Harvard’s leaders and planners need to find out. A Master Plan update is just around the corner. Previous updates have sometimes begun with a community survey to find out what residents need and want. This update should start with a comprehensive analysis of housing needs—diversity (rental, small single family, perhaps assisted living) as well as affordability. What kind of housing needs to be produced to support current and future Harvard residents?

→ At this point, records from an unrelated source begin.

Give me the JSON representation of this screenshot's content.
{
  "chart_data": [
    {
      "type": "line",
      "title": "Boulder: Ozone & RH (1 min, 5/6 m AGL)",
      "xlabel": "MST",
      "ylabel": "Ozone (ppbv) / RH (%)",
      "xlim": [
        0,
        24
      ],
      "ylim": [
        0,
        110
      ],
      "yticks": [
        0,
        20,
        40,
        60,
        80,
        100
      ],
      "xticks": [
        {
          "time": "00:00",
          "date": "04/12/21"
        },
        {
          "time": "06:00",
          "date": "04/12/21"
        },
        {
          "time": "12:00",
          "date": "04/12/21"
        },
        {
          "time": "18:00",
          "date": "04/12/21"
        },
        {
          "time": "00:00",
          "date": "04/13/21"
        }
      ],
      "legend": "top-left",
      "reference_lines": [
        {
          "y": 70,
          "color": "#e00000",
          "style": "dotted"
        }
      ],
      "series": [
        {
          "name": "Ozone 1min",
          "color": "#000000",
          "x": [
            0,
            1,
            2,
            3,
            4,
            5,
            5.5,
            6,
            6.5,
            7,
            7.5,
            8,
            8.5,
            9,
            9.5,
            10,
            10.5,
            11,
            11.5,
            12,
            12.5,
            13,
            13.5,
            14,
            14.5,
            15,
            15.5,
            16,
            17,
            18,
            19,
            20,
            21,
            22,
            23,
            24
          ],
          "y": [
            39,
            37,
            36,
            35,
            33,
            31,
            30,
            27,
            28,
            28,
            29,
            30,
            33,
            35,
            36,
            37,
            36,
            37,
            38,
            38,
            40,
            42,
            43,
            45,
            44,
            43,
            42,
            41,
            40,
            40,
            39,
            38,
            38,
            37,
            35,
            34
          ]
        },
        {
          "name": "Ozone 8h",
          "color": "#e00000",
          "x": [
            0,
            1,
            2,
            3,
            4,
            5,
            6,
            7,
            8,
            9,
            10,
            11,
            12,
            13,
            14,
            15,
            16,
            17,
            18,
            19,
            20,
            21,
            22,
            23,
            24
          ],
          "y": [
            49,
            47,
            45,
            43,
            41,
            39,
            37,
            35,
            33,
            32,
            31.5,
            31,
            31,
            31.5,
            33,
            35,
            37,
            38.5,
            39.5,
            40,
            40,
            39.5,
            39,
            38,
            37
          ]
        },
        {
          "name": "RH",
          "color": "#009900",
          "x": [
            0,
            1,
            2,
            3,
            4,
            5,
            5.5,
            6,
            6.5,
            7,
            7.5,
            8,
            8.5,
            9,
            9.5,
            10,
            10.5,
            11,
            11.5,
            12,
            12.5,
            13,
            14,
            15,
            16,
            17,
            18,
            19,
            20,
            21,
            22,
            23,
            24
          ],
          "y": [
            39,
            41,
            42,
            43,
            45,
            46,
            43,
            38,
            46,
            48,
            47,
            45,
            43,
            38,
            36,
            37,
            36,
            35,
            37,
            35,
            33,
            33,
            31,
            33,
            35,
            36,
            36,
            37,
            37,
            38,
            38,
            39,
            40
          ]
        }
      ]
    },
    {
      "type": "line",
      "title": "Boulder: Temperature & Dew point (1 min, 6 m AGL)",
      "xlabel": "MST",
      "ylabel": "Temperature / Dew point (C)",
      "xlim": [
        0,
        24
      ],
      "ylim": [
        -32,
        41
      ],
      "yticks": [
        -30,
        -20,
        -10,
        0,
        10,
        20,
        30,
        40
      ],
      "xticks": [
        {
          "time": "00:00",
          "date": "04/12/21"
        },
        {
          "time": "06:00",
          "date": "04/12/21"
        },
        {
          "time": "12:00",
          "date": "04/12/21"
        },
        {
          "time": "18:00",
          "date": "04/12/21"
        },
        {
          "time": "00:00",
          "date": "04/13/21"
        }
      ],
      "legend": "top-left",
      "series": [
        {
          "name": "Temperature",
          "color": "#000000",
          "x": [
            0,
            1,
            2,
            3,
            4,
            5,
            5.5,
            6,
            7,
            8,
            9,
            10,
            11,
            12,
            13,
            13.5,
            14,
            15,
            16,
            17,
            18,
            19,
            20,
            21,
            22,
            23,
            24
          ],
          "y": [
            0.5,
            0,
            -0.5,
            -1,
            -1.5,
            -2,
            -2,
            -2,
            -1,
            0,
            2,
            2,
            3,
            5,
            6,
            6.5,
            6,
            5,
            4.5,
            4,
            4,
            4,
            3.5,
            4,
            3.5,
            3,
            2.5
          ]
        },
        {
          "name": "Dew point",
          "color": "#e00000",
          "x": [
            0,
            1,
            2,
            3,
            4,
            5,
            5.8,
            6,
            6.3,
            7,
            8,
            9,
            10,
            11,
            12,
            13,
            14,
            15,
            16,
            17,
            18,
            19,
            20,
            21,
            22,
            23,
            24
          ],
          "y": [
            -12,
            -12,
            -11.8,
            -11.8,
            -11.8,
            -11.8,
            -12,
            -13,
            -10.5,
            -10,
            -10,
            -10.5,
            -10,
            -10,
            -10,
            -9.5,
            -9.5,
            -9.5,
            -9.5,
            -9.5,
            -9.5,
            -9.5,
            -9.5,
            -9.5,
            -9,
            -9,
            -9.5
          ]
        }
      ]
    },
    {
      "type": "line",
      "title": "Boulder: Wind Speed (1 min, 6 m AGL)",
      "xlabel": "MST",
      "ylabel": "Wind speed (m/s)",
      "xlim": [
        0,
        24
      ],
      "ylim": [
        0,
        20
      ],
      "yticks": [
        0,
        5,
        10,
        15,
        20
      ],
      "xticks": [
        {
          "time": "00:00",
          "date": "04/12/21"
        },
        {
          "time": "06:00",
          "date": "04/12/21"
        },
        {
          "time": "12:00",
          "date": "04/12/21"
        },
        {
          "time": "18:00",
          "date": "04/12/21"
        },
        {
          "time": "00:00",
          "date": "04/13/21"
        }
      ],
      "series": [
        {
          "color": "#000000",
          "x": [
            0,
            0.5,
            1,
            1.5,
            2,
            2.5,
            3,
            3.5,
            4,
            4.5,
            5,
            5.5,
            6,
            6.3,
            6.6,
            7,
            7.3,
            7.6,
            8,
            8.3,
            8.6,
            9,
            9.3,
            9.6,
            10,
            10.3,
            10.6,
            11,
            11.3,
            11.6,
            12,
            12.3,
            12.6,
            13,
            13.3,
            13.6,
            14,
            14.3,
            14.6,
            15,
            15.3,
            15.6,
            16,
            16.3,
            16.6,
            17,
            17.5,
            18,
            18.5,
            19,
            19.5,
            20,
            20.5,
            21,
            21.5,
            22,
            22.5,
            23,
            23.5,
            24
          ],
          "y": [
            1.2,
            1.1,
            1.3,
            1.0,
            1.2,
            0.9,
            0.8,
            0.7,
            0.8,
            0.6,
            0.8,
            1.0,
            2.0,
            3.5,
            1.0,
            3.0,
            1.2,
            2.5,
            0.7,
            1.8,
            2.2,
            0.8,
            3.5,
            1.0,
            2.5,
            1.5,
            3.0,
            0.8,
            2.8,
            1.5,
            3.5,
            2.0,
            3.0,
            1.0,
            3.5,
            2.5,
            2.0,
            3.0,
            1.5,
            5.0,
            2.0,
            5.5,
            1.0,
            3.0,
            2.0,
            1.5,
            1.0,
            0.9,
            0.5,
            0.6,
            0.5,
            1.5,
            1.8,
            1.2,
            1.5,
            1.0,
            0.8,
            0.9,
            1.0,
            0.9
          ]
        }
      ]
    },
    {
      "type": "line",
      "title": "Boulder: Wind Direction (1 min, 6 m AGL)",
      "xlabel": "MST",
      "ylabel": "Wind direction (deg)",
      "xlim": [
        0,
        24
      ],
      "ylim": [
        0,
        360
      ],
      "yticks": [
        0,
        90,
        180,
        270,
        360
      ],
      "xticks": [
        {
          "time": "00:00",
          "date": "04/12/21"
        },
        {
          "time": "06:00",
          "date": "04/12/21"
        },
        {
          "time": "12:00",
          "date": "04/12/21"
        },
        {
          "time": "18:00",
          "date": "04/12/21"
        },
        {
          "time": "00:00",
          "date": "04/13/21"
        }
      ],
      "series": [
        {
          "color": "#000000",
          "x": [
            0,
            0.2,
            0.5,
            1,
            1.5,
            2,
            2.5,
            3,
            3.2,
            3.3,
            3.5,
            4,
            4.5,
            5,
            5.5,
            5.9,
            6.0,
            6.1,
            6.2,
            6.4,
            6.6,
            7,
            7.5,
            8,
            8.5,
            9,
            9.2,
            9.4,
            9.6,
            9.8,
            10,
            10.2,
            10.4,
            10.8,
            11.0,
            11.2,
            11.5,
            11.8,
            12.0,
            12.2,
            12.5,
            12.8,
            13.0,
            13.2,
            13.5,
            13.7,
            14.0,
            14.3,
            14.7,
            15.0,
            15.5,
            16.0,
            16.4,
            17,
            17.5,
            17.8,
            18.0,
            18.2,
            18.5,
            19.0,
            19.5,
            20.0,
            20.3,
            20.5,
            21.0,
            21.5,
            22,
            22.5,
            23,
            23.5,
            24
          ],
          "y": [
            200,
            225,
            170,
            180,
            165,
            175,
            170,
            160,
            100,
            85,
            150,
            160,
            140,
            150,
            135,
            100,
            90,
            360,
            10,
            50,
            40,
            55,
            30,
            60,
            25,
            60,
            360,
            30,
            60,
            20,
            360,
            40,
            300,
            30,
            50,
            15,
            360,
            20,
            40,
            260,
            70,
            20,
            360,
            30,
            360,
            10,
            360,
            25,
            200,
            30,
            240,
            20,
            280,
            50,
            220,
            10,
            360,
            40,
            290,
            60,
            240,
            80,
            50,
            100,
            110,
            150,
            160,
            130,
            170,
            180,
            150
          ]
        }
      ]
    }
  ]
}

By way of the latest Harvard housing plan accepted by the state earlier this year—the first step of which is completion of the 42 units of affordable senior rental housing scheduled for construction on Ayer Road—Harvard is on track to earn a two-year moratorium on new 40B projects. Let’s use that time to reassess Harvard’s housing needs. Past affordable housing plans—for example the 2004 affordable housing plan—have shown that needs-based planning for housing can have the happy coincidence of simultaneously fulfilling the town’s Chapter 40B affordable housing requirements.